If you are relatively young (under 40) and looking to put away some savings hoping it will grow fast then you will need to create a high beta portfolio. If you are over 50, nearing retirement, and hoping to maintain what you currently have, then low beta dividend positions would be right for you. The nice thing about understanding beta is that you can also mix and match them in a portfolio. You may choose to invest in some higher beta positions while hedging those riskier assets with some lower beta holdings. That way when the market goes up, part of your portfolio will outperform. When the market takes a hit you will lose some with the higher risk holdings, but the other portion of lower beta assets will hold up much better.

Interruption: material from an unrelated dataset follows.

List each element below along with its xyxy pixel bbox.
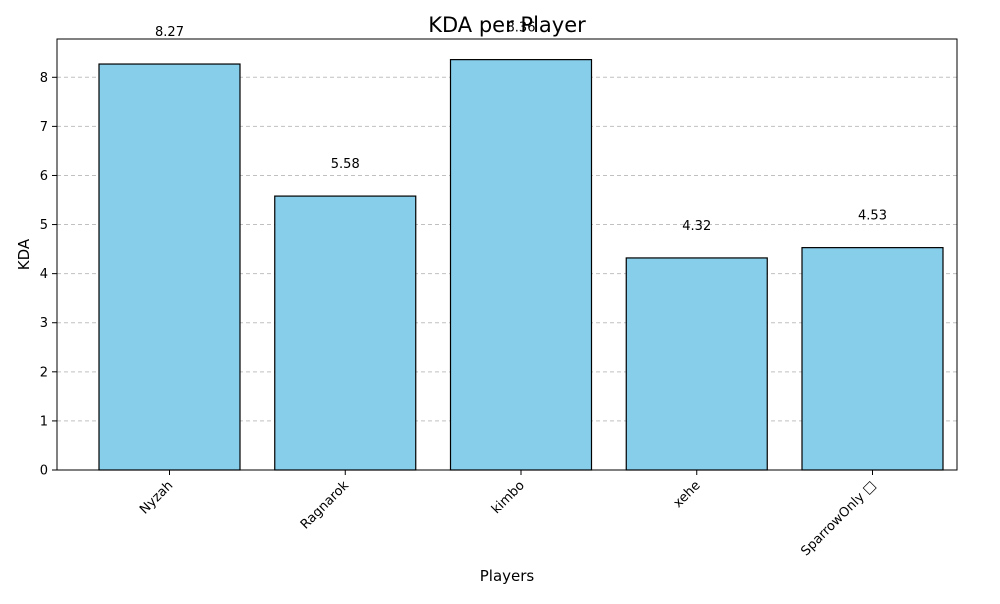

Quantifing the effect of beta vs SP500 performance
When you are looking through assets for higher or lower beta you will find that rarely are they nice round numbers. The important thing to know about determining high or low beta is how far from 1 the asset's beta is. For example a stock with a beta of 2 will move twice as fast as the SP500 on average. Therefore if the SP500 is up 1% on the day, we would expect the 2 beta stock to be up close to 2%. On the flip side of that, if the market is down 1%, our stock would be down about 2%. So you can see the inherent risk/reward with higher beta stocks. The SP500 has a beta of 1; 1 is the constant for "market perform" or matching the return of the SP500. A stock with a beta of 1 will be expected to perform equal to the market. A stock with a beta of .5 will return about half of the SP500, which is great if the market is down 5%, but not as much if the market is up 5%. Your .5 beta stock would be down 2.5% and up 2.5% respectively.
High and Low Beta Stocks
High Low
DDD 2.05 HAIN 0.3
MOS 1.55 AAPL 0.74
F 1.55 ENB 0.46
WFC 1.23 HD 0.99
CMI 1.74
This is the beta list for our watch list stocks. The beta for any other stock can easily be found on Yahoo Finance or any other reputable business news website.
Most of the higher paying dividend stocks have lower beta:
T 0.39
AEP 0.33
PFE 0.74
AGNC 0.24
While other riskier stocks tend to have higher beta
BBRY 1.54
SSYS 1.53
FB 1.70
Beta doesn't guarantee an exact result in relationship to market performance, but it does give us some idea as to how a particular investment should behave. Investing only in Beta is a terrible way to build a portfolio, however it is another important concept for understanding the risk you are exposing yourself and your savings to.